All I said to my wife was, "I am going to buy a motorcycle." We were in bed with the lights out when I said it. This actually worked to my advantage because her long-standing argument against me having a motorcycle is that I have the natural reflexes of paint.
But I sensed something there in the dark. I rolled to the right just as it struck the pillow where my head had been. It was her way of reminding me that we have a contract.
It's actually more of a post-nuptial agreement. Shortly after we got married, some friends and I did something that landed me in the emergency room. My wife had to leave work to bring over some insurance papers.
Thirty stitches, five hours and a spectacular fight later we entered into an agreement whereby we each conceded certain behaviors in order for our marriage to continue. I have a copy right here.

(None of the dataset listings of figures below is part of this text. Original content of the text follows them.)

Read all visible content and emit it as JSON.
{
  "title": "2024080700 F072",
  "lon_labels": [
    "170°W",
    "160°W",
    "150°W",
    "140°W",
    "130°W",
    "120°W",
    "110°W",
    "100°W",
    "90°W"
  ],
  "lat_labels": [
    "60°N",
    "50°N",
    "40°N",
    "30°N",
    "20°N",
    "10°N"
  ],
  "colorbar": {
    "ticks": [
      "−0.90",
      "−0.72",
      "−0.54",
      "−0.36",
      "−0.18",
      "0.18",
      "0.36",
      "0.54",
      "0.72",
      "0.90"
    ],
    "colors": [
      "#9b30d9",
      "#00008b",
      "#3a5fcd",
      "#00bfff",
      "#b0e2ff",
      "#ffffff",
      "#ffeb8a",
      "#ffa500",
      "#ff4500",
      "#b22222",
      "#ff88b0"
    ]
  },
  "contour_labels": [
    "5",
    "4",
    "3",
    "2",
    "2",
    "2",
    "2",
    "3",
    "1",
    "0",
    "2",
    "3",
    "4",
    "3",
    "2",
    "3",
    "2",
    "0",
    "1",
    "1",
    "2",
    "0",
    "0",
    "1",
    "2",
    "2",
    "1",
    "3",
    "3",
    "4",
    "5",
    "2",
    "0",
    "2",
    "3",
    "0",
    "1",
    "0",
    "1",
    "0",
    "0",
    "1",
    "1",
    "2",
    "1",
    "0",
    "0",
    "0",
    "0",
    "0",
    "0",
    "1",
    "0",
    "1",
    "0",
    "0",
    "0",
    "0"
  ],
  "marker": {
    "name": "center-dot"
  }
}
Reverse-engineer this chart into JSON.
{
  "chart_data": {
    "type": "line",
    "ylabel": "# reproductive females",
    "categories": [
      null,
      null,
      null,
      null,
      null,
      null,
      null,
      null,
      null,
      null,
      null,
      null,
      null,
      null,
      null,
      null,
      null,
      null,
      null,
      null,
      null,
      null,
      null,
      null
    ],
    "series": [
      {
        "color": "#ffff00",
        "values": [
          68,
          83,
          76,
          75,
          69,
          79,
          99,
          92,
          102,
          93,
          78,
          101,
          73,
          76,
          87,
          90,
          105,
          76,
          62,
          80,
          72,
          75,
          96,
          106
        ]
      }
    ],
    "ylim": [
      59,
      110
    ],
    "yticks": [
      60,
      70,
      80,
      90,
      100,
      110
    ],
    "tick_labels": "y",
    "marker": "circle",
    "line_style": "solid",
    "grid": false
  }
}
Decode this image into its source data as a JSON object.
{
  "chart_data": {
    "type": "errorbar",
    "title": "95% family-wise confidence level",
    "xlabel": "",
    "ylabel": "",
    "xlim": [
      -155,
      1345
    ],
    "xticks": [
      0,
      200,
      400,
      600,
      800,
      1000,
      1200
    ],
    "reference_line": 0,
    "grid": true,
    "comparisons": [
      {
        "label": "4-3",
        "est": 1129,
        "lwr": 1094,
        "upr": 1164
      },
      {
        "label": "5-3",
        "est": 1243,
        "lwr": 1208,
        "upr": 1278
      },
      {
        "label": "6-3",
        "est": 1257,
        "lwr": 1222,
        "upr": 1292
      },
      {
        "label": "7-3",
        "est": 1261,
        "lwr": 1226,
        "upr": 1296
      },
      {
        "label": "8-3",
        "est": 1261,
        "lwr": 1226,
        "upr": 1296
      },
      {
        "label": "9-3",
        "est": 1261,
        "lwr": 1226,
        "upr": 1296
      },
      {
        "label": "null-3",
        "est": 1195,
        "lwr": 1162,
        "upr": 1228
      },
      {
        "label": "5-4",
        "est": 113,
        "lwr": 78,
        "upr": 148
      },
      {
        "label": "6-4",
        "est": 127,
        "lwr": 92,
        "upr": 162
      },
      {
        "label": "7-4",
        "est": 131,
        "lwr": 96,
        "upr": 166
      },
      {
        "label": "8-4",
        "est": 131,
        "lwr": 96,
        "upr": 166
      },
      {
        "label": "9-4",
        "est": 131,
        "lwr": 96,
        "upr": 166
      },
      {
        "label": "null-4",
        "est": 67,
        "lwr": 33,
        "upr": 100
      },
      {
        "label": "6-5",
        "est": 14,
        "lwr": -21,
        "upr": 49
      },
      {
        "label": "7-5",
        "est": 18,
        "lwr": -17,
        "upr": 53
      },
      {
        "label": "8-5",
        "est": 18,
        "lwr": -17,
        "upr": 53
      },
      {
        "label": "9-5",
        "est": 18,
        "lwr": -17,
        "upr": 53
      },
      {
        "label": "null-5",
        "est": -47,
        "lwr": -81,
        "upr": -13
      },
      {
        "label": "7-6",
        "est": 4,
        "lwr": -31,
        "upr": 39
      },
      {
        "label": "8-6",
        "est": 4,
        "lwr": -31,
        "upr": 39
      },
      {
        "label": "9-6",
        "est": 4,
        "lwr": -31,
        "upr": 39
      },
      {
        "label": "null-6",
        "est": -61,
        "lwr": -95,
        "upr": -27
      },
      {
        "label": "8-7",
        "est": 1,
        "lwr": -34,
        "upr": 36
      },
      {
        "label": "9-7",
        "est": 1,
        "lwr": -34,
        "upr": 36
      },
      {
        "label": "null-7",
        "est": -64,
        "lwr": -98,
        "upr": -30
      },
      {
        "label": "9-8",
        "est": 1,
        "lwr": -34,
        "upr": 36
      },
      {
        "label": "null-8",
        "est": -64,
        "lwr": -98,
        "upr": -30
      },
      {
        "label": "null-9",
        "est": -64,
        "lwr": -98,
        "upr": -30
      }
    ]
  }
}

My wife's requirements take up most of the page. I won't bore you with the details except to say that she missed her calling as a loan shark.
Among her demands are no more blowing up stuff, testing reloads in the house, jumping out of airplanes, pet snakes, drinking chip dip with a straw, road trips longer than four days, crossbows, spear guns, and absolutely no motorcycles.
My entire list of demands reads, "Hunka-Hunka Burning Love."
It seemed a fair bargain at the time. But then I was young and believed testosterone was an inexhaustible resource. And there's my signature at the bottom of the page.
I love my wife and want her to be happy. I'm also smart enough to know that a big reason I have a marriage, a home, grandkids and all my arms and legs today is because of our post-nup agreement.
But last week I was with some friends who stopped at Timpanogos Harley Davidson in Lindon. While they were doing whatever, I threw my leg over a 2008 Nightster 1200N. I haven't had a motorcycle since a 1971 accident on Wasatch Boulevard so spectacular that I still have leftover Sky Miles. Everything came back in a rush the open road, freedom and the feeling of power under me.
Back home, I explained to my wife that I was still too young to be old. My head needed to go 90 mph again before I was ready for a walker. Ever the practical one, she said she could make my head do that with a baseball bat and save us $12,000.
"You're expensive enough alive," she said. "We can't afford you dead. And I still like waking up next to you."
Cool. If that isn't hunka-hunka burning love, I don't know what is.